一方で、地域のワークショップは仕事ではありませんから、集まりが企業に比べて悪い。さらにアイデアの出る速度も遅く、質もまあまあなことが多いです。ところが、いざ具体的にアイデアを実行に移す段階になると、急に反転します。

企業の方はせっかくいいアイデアが出ていたのに、各部署に戻ると上司に色々言われたりして、結局ほとんど実行まで進まない。しかし、地域の場合はゆっくりながらも、着実に実現へと向かうんですね。リクルートでワークショップを開く際には、どちらの性質に近いのでしょうか。

麻生 僕のやり方は、今おっしゃっていた「地域型」に近いです。業務命令で来させることはせず、むしろ上司を振り切って自主的に社員が来るパターン。

山崎 地域型のことを、企業のなかでやっているというのは興味深いですね。最初から業務の意識があるとうまくいかないということですね。

僕の活動の中でも、いかに「自発的に行動している」と意識してもらうか、ということは重要です。座ってもらう位置も参加者がわからない形で誘導したり、活発に意見が出るように、和気あいあいとした雰囲気づくりを心がけたり。

麻生 そのためには、普段からコミュニケーションをとって、つながりの種をたくさん蒔いておくということは重要ですね。

プロフィール/敬称略

山崎亮(やまざきりょう)
studio-L代表。東北芸術工科大学教授(コミュニティデザイン学科長)。慶応義塾大学特別招聘教授。

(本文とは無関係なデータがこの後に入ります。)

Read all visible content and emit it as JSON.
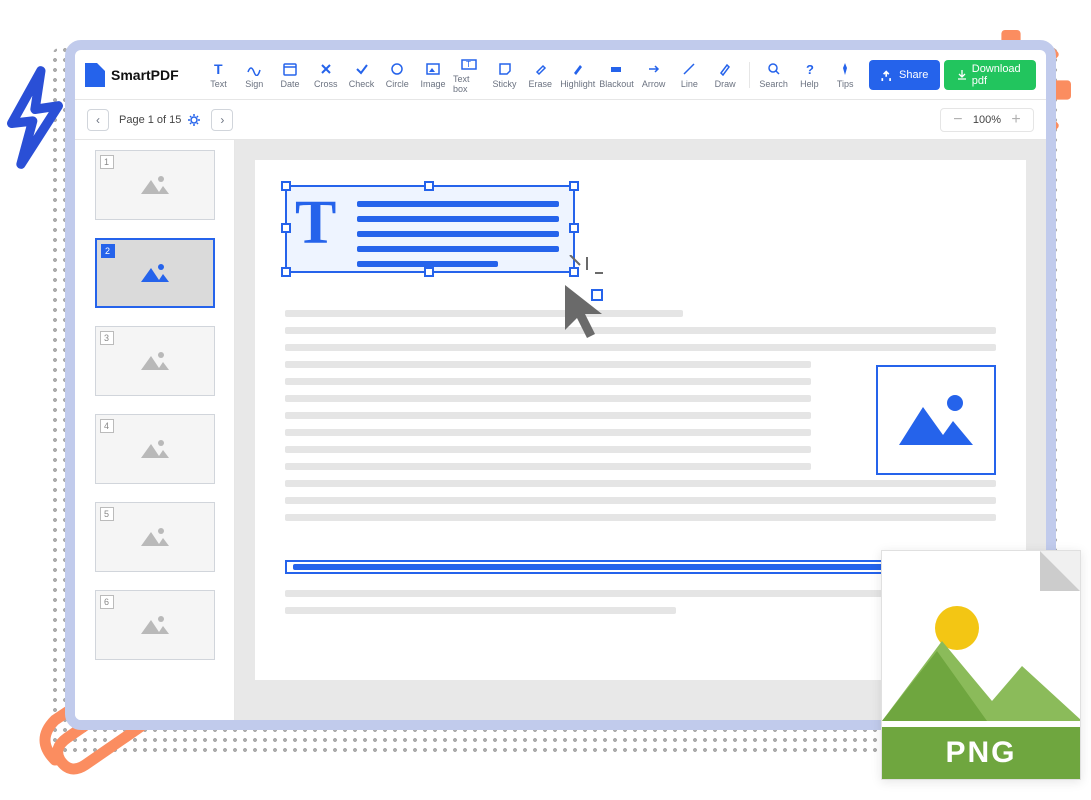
{
  "app": {
    "name": "SmartPDF"
  },
  "toolbar": {
    "tools": [
      {
        "id": "text",
        "label": "Text"
      },
      {
        "id": "sign",
        "label": "Sign"
      },
      {
        "id": "date",
        "label": "Date"
      },
      {
        "id": "cross",
        "label": "Cross"
      },
      {
        "id": "check",
        "label": "Check"
      },
      {
        "id": "circle",
        "label": "Circle"
      },
      {
        "id": "image",
        "label": "Image"
      },
      {
        "id": "textbox",
        "label": "Text box"
      },
      {
        "id": "sticky",
        "label": "Sticky"
      },
      {
        "id": "erase",
        "label": "Erase"
      },
      {
        "id": "highlight",
        "label": "Highlight"
      },
      {
        "id": "blackout",
        "label": "Blackout"
      },
      {
        "id": "arrow",
        "label": "Arrow"
      },
      {
        "id": "line",
        "label": "Line"
      },
      {
        "id": "draw",
        "label": "Draw"
      }
    ],
    "util": [
      {
        "id": "search",
        "label": "Search"
      },
      {
        "id": "help",
        "label": "Help"
      },
      {
        "id": "tips",
        "label": "Tips"
      }
    ],
    "share_label": "Share",
    "download_label": "Download pdf"
  },
  "page_nav": {
    "current": 1,
    "total": 15,
    "label": "Page 1 of 15"
  },
  "zoom": {
    "value": "100%"
  },
  "thumbnails": [
    {
      "num": "1",
      "active": false
    },
    {
      "num": "2",
      "active": true
    },
    {
      "num": "3",
      "active": false
    },
    {
      "num": "4",
      "active": false
    },
    {
      "num": "5",
      "active": false
    },
    {
      "num": "6",
      "active": false
    }
  ],
  "png_badge": {
    "label": "PNG"
  },
  "colors": {
    "primary": "#2563eb",
    "success": "#22c55e",
    "accent": "#fb8d60"
  }
}
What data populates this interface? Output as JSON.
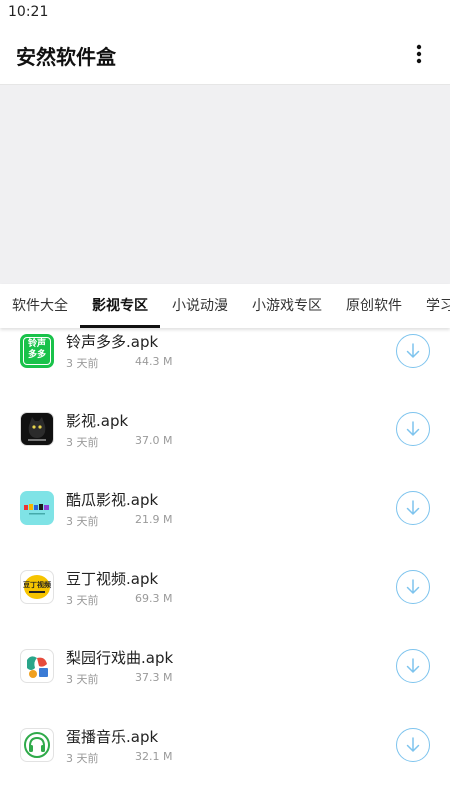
{
  "status_bar": {
    "time": "10:21"
  },
  "app_bar": {
    "title": "安然软件盒",
    "menu_icon": "more-vertical-icon"
  },
  "tabs": [
    {
      "label": "软件大全",
      "active": false
    },
    {
      "label": "影视专区",
      "active": true
    },
    {
      "label": "小说动漫",
      "active": false
    },
    {
      "label": "小游戏专区",
      "active": false
    },
    {
      "label": "原创软件",
      "active": false
    },
    {
      "label": "学习",
      "active": false
    }
  ],
  "files": [
    {
      "name": "铃声多多.apk",
      "time": "3 天前",
      "size": "44.3 M",
      "icon": "lingsheng-duoduo-app-icon",
      "icon_text": "铃声多多"
    },
    {
      "name": "影视.apk",
      "time": "3 天前",
      "size": "37.0 M",
      "icon": "black-cat-app-icon"
    },
    {
      "name": "酷瓜影视.apk",
      "time": "3 天前",
      "size": "21.9 M",
      "icon": "kugua-app-icon"
    },
    {
      "name": "豆丁视频.apk",
      "time": "3 天前",
      "size": "69.3 M",
      "icon": "douding-app-icon",
      "icon_text": "豆丁视频"
    },
    {
      "name": "梨园行戏曲.apk",
      "time": "3 天前",
      "size": "37.3 M",
      "icon": "liyuan-app-icon"
    },
    {
      "name": "蛋播音乐.apk",
      "time": "3 天前",
      "size": "32.1 M",
      "icon": "danbo-music-app-icon"
    }
  ],
  "colors": {
    "accent": "#7ec4ee",
    "green": "#19c24a",
    "banner": "#f0f0f2"
  }
}
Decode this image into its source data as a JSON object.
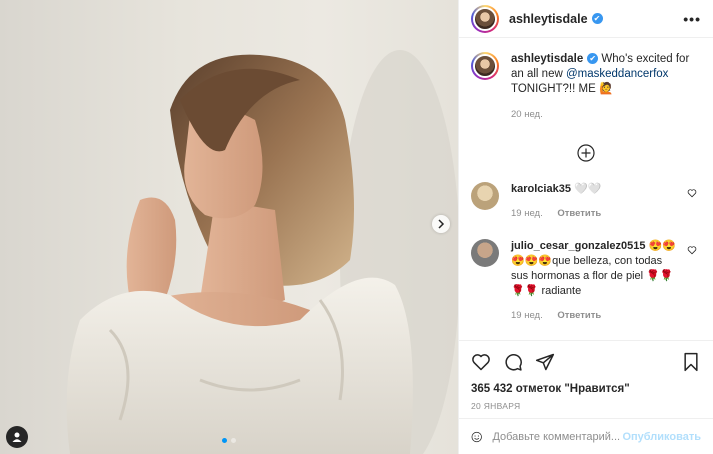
{
  "post": {
    "author": "ashleytisdale",
    "verified_mark": "✔",
    "more_label": "•••",
    "photo_alt": "",
    "carousel": {
      "total": 2,
      "current": 1
    }
  },
  "caption": {
    "username": "ashleytisdale",
    "text_before": " Who's excited for an all new ",
    "mention": "@maskeddancerfox",
    "text_after": " TONIGHT?!! ME 🙋",
    "time": "20 нед."
  },
  "comments": [
    {
      "username": "karolciak35",
      "text": " 🤍🤍",
      "time": "19 нед.",
      "reply": "Ответить"
    },
    {
      "username": "julio_cesar_gonzalez0515",
      "text": " 😍😍😍😍😍que belleza, con todas sus hormonas a flor de piel 🌹🌹🌹🌹 radiante",
      "time": "19 нед.",
      "reply": "Ответить"
    }
  ],
  "likes": "365 432 отметок \"Нравится\"",
  "date": "20 ЯНВАРЯ",
  "add_comment": {
    "placeholder": "Добавьте комментарий...",
    "post_label": "Опубликовать"
  },
  "colors": {
    "link": "#00376b",
    "accent": "#0095f6",
    "muted": "#8e8e8e",
    "post_disabled": "#b2dffc"
  },
  "icons": [
    "more-options-icon",
    "load-more-comments-icon",
    "heart-icon",
    "comment-icon",
    "share-icon",
    "bookmark-icon",
    "emoji-icon",
    "next-arrow-icon",
    "user-tag-icon"
  ]
}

1973年愛知県生まれ。大阪府立大学大学院および東京大学大学院修了。博士(工学)。建築・ランドスケープ設計事務所を経て、2005年にstudio-Lを設立。地域の課題を地域に住む人たちが解決するためのコミュニティデザインに携わる。まちづくりのワークショップ、住民参加型の総合計画づくり、市民参加型のパークマネジメントなどに関するプロジェクトが多い。著書に『ふるさとを元気にする仕事(ちくまプリマー新書)』、『コミュニティデザインの源流(太田出版)』、『縮充する日本(PHP新書)』、『地域ごはん日記(パイインターナショナル)』などがある

麻生要一(あそう・よういち)
株式会社リクルートホールディングス R&D 新規事業開発室 室長

2006年、株式会社リクルートへ新卒入社。入社2年目に、社内新規事業提案制度「New RING」で準グランプリを獲得。2010年に株式会社ニジボックスを設立、2013年より代表取締役社長 兼 CEOとして約4年間ITベンチャー企業の経営を行う。2015年2月から、スタートアップ企業、研究者やイノベーターの活動を無償で支援する「TECH LAB PAAK」の所長も兼任する。現在は、2015年より着任した「新規事業開発室」(旧Media Technology Lab.)の室長として、複数の新規事業の発掘・投資・育成を一手に担当。